To Infinity and Beyond

I signed up for voluntary work, helping to sort out and sell second-hand shoes for an animal shelter. When I got more confidence, I organized and hosted community lunches then lent a hand with larger community events and galas. It felt good to help and focusing on other people meant I was not focusing solely on my stressful thoughts and heavy emotions.

Spending time in a monastery meditating gave me access to the peace and wholeness already inside of me when I am still and silent. A cleansing fast helped me detox from any residual anger, resentment and blame I was holding onto and removed my attachment to food as a way of numbing out my feelings and I became even more present in my body and then in the moment.

I left University (for the second time), stepped down from the committee of the grassroots group and did not renew my membership to the Toastmasters club. Instead, I certified as a master coach and started giving corporate talks and workshops. A community gathered very organically around me and we began to practice meditation and mindfulness together.

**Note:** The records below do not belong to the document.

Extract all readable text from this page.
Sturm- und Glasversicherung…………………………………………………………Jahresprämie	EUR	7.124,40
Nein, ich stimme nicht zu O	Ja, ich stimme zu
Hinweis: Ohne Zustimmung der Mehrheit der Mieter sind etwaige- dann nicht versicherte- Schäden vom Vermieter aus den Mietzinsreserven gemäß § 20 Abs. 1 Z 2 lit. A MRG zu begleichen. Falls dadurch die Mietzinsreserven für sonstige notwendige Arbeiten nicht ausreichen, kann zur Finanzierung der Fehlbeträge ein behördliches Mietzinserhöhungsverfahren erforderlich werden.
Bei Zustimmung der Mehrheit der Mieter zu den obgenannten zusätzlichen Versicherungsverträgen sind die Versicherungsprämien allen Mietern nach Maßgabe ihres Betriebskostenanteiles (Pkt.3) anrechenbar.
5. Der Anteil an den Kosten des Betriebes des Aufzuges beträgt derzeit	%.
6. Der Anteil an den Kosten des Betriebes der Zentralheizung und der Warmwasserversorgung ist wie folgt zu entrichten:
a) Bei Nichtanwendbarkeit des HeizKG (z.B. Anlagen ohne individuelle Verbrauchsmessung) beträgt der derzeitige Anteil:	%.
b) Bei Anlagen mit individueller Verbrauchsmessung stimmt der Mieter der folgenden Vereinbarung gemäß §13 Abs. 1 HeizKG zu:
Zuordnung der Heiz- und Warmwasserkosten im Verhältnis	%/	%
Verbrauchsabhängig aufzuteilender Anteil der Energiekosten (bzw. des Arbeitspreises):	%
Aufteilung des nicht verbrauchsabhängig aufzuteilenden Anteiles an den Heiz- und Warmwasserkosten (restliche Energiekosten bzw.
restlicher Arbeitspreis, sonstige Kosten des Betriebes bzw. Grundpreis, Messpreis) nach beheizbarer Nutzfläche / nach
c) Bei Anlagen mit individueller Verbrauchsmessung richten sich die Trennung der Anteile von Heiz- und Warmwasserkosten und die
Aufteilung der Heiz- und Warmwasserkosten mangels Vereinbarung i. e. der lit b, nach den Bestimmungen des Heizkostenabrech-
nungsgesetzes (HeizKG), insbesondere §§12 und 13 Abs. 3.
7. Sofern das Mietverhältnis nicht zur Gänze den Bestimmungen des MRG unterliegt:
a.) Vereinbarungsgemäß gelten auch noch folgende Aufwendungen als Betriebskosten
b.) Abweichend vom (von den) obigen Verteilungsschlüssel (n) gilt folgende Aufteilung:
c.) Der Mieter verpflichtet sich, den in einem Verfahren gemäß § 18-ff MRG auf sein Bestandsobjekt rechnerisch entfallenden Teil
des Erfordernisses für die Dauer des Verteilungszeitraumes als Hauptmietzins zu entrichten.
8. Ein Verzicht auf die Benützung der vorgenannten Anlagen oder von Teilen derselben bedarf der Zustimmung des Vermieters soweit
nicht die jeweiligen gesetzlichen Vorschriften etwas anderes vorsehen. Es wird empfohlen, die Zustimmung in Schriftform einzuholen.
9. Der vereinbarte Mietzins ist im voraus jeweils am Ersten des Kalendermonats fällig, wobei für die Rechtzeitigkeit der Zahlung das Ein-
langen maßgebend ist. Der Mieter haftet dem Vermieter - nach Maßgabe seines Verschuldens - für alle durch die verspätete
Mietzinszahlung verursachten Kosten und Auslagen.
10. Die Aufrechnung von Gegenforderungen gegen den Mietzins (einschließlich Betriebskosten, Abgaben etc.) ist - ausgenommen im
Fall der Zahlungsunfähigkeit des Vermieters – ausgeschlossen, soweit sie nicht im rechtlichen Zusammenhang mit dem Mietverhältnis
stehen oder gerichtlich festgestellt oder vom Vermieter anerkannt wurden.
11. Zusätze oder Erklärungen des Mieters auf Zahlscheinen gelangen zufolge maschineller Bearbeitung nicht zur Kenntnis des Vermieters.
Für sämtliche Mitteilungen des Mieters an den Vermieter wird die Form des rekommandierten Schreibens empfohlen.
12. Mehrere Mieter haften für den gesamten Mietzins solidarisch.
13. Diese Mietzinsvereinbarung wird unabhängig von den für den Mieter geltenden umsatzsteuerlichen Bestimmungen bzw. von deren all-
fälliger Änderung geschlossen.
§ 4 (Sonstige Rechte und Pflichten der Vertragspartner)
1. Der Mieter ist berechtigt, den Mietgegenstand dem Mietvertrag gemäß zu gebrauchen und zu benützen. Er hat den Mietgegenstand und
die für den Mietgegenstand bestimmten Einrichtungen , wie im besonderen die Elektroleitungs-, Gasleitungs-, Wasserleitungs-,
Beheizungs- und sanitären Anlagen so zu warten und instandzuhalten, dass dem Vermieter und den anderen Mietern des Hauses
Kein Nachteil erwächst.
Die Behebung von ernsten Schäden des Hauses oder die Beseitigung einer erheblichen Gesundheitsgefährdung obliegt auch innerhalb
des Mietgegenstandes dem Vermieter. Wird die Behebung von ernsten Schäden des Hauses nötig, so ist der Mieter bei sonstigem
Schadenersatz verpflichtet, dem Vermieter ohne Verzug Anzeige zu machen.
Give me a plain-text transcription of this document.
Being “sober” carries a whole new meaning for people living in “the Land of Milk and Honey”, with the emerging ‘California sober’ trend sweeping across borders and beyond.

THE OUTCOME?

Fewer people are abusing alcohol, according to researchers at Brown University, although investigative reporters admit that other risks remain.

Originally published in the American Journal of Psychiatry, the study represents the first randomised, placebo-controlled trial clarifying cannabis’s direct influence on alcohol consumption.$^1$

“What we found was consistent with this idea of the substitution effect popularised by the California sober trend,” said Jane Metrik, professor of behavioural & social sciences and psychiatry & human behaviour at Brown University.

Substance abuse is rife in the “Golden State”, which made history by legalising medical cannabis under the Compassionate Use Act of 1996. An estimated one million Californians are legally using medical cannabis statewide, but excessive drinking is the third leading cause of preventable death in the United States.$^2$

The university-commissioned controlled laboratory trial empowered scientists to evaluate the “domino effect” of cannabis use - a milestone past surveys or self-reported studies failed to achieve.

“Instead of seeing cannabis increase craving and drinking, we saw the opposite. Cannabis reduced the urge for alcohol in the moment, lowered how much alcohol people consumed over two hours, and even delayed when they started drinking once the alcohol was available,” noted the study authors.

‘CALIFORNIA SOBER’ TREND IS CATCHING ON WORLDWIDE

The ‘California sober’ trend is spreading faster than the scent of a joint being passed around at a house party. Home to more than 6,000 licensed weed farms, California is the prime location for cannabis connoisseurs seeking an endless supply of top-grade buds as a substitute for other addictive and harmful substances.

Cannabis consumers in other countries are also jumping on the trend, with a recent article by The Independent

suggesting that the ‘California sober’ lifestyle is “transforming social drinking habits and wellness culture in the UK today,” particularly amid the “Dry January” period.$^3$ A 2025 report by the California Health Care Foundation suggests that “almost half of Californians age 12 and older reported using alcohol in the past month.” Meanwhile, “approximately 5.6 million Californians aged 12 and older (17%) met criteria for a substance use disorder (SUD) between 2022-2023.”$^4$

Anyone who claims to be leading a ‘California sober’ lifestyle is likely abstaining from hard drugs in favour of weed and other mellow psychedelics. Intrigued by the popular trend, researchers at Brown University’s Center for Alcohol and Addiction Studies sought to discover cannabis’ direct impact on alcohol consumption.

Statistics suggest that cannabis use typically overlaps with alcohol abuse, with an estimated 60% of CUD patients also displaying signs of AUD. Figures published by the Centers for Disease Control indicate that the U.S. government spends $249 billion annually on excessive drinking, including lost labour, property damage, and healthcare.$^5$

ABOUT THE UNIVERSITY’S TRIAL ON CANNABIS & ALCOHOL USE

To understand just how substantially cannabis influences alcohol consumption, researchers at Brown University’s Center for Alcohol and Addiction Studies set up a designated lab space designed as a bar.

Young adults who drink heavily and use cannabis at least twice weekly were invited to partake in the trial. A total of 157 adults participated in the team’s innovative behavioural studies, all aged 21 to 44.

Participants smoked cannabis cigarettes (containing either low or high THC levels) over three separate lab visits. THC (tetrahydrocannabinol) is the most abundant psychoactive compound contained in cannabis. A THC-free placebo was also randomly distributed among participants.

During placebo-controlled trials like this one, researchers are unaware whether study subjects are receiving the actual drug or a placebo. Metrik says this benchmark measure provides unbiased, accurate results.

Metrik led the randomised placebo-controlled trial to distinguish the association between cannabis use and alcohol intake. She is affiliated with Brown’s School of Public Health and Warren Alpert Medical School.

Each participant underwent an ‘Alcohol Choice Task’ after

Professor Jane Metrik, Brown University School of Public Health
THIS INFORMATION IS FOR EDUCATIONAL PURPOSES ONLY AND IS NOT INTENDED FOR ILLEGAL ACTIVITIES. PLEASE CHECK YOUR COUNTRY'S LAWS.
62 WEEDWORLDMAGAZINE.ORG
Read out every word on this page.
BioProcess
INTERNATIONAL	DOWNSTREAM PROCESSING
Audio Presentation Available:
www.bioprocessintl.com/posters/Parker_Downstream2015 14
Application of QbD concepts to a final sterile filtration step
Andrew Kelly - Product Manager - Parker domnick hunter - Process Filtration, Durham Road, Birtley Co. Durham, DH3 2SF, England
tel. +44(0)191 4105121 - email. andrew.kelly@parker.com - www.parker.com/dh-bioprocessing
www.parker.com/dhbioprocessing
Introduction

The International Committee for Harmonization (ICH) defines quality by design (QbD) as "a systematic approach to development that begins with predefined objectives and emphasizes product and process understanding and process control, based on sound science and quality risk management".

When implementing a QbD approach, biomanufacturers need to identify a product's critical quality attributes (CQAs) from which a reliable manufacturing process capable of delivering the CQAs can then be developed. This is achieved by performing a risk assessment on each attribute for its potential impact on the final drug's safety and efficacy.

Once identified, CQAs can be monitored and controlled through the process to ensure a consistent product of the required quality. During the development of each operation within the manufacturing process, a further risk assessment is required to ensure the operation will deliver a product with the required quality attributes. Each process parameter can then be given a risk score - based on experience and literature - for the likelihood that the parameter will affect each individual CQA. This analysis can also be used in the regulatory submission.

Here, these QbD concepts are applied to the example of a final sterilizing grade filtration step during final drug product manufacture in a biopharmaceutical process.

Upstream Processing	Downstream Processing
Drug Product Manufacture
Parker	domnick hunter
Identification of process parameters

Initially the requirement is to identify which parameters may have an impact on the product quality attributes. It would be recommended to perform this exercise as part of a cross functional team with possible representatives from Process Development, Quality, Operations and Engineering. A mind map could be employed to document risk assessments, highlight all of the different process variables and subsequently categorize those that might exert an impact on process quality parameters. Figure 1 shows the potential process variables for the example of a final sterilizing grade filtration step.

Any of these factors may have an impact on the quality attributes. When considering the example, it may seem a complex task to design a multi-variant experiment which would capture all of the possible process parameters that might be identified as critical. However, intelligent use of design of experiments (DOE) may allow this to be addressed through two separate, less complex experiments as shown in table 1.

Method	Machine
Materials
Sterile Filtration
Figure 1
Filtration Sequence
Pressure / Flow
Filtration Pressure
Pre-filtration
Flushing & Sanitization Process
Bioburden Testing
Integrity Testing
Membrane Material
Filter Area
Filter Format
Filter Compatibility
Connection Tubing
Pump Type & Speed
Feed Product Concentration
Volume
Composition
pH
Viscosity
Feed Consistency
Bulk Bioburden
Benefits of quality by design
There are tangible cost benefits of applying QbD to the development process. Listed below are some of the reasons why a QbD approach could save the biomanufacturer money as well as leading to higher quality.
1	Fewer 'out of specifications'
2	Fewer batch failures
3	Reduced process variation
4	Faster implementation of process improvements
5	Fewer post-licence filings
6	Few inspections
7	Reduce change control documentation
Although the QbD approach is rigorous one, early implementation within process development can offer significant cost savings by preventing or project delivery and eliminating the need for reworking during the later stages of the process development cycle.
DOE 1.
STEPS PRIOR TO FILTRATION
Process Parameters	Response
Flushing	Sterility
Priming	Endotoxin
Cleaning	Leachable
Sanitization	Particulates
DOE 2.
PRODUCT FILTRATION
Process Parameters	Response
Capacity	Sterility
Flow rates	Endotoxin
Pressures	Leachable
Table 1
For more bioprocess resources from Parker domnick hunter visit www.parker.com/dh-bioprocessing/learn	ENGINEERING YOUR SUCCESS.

With a much more grounded and humbler view of life, I began to feel gratitude for just being alive and healthy, for a calm heart and clear mind, for the meaning and purpose I felt when I was coaching and facilitating classes or workshops to help participants become more conscious and connected to the peace and power within themselves.

I did not feel empowered at the end of that year in the way I had intended to be. But I can see how that intention laced itself through my life tenaciously tearing away at my fears of embracing the expansiveness I belonged to. I began to see that I did not need any qualifications, external achievements, position or validation from a relationship to feel empowered. It became clear that true empowerment was not something I could control or make more of by my actions, getting a degree, award or recognition. It is a force that uncovered itself once I attended to wounds that created feelings of unworthiness, shame and pain. It is an energy pulsating sweetly and steadily from the subtlest depths of my being, stewarding me back to the magic and power of pure existence.